Paper No. 66-3
Presentation Time: 2:05 PM
AMPHIBOLE, CLINOPYROXENE AND TITANITE AS PETROGENETIC TRACERS IN THE EJB PLUTON, WHITE-INYO RANGE, EAST-CENTRAL CALIFORNIA, USA
GAMMEL, Elizabeth M., Geological Sciences, University of Missouri, 101 Geological Sciences Bldg, Columbia, MO 65211 and NABELEK, Peter I., Department of Geological Sciences, University of Missouri, 101 Geology Building, Columbia, MO 65211
The monzonitic Eureka Valley–Joshua Flat–Beer Creek (EJB) composite arc pluton in the White-Inyo Range of eastern California represents a unique composition among Mesozoic North American arc terranes. The EJB pluton is among the oldest of about twenty intrusions in the range. The Eureka Valley facies (EVF) is a monzonite, the Joshua Flat facies (JFF) is a monzonite to granodiorite, and the Beer Creek facies (BCF) is a monzonite to granite. These facies were emplaced over a span of ca. 10 Ma. Earlier studies by Calvin Miller and colleagues showed that the EJB monzonites were sourced by partial melting of a garnet-bearing eclogitized island arc and are inherently different from the Sierra Nevada batholith. Here, we use amphibole, clinopyroxene, and titanite to investigate the petrogenesis of the EJB magmas from their source to magma chamber. Despite the broad range in major element compositions of the three facies, the slopes of their chondrite-normalized REE patterns are similar (Sm/Yb ratios are >4.5). The REE patterns suggest that the three facies shared a similar garnet pyroxenite source.
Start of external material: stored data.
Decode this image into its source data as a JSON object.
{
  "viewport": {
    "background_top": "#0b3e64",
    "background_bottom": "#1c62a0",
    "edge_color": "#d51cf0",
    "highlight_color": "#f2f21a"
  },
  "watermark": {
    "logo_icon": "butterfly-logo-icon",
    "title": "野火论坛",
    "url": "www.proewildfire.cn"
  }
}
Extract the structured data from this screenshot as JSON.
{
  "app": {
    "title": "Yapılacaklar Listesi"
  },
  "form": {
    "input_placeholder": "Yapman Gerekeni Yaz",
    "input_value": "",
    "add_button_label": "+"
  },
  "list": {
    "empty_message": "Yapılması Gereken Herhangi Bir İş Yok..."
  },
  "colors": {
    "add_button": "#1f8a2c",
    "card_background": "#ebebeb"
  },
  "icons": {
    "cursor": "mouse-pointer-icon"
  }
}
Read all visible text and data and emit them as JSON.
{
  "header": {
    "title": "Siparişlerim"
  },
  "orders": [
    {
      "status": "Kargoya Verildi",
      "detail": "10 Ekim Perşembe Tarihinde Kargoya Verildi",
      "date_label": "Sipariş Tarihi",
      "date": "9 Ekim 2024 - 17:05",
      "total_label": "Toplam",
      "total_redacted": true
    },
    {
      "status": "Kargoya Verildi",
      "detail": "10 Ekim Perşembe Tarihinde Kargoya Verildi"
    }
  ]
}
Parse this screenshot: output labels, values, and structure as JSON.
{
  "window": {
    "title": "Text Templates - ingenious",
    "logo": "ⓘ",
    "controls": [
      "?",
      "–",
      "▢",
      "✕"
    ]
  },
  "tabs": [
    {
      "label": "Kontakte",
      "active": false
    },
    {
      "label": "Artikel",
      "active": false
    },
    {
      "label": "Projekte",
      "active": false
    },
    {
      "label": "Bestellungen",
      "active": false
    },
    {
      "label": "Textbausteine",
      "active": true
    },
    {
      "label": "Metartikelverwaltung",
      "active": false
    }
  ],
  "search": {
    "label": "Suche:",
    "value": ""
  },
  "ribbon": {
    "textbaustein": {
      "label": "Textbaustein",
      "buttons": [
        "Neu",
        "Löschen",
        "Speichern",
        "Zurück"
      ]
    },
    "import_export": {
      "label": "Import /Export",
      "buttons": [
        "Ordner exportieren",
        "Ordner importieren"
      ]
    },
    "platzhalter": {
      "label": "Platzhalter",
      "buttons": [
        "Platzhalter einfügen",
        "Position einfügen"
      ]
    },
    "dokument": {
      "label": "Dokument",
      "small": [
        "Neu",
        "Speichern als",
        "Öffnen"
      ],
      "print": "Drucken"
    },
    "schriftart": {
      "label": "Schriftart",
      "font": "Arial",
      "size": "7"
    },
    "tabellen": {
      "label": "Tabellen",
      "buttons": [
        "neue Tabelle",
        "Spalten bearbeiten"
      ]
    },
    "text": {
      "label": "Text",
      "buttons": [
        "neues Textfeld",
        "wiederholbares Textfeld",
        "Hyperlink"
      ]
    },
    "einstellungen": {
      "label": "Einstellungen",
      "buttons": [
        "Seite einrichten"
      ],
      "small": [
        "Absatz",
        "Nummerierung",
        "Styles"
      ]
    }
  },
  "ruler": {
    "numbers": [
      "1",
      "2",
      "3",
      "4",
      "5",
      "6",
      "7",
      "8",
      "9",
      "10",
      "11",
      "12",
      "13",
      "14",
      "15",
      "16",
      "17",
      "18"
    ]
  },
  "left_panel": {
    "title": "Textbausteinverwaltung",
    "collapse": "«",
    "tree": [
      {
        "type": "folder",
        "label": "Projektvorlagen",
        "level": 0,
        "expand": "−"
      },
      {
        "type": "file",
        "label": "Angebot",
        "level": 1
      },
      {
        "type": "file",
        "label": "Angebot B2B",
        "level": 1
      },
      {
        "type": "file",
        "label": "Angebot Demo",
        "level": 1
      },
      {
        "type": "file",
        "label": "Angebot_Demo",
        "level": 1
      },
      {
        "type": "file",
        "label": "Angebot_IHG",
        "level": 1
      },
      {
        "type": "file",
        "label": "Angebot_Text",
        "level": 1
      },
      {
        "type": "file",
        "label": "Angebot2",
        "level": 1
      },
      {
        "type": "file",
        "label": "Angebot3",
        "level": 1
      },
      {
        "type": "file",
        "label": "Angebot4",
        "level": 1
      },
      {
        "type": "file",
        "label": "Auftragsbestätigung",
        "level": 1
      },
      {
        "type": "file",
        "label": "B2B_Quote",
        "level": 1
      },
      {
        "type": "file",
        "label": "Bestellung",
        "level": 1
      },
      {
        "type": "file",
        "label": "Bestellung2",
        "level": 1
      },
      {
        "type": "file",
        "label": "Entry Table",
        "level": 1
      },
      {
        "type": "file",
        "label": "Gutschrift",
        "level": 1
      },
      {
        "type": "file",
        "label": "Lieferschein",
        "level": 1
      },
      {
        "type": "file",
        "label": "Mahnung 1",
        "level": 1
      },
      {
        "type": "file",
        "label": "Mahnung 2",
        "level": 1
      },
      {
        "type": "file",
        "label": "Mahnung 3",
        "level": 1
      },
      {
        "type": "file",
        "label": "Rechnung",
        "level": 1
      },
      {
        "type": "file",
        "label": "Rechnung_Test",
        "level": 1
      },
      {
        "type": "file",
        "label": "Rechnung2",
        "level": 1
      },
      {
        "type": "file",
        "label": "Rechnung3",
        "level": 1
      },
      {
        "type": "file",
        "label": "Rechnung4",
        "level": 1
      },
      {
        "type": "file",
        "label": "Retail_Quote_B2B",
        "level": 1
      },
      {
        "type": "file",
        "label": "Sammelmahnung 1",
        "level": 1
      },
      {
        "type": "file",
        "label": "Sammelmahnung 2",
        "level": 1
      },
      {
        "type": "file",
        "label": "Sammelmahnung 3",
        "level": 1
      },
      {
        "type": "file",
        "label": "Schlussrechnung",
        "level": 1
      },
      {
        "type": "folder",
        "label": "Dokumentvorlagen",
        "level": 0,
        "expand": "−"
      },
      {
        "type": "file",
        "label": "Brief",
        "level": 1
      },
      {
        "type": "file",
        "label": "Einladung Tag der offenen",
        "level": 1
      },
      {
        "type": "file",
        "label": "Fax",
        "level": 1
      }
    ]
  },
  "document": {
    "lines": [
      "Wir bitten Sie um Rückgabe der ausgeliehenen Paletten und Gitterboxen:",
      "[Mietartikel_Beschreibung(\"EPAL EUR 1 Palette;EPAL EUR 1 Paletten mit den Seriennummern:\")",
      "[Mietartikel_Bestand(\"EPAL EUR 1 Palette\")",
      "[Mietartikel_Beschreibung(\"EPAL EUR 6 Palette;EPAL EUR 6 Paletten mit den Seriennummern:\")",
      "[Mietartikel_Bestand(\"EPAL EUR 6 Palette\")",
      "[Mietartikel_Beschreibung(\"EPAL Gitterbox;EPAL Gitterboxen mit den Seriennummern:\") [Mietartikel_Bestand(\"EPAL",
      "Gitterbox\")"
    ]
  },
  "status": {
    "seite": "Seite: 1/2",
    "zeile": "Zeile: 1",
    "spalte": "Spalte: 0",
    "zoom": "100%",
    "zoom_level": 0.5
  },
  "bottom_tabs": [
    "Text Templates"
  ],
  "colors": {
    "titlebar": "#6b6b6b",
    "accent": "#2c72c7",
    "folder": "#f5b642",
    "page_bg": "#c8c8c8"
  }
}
Petrography and modeling of trace element compositions show that in the EVF clinopyroxene and plagioclase were early phases, and clinopyroxene was followed by amphibole. In the JFF and BCF, titanite and amphibole appear to have crystallized first. Amphibole compositions in the EVF suggest crystallization between 1040 and 1130 MPa. This pressure range is interpreted to indicate the approximate depth of the source, ~40 km, and it supports an eclogite facies source. In the JFF and BCF, amphibole indicates crystallization between 450 and 710 MPa, in the pressure range of pluton emplacement near the brittle-ductile transition within the crust. Although enclaves within the JFF and BCF facies are compositionally similar to the EVF, amphibole in them displays pressures and temperature of crystallization similar to amphibole in the host granitoids. Because whole rock REE slopes are similar, it is likely that all three facies shared a similar source, but the presence of mafic and felsic counterparts during the entire emplacement history of the EJB pluton show that the source was inherently heterogeneous.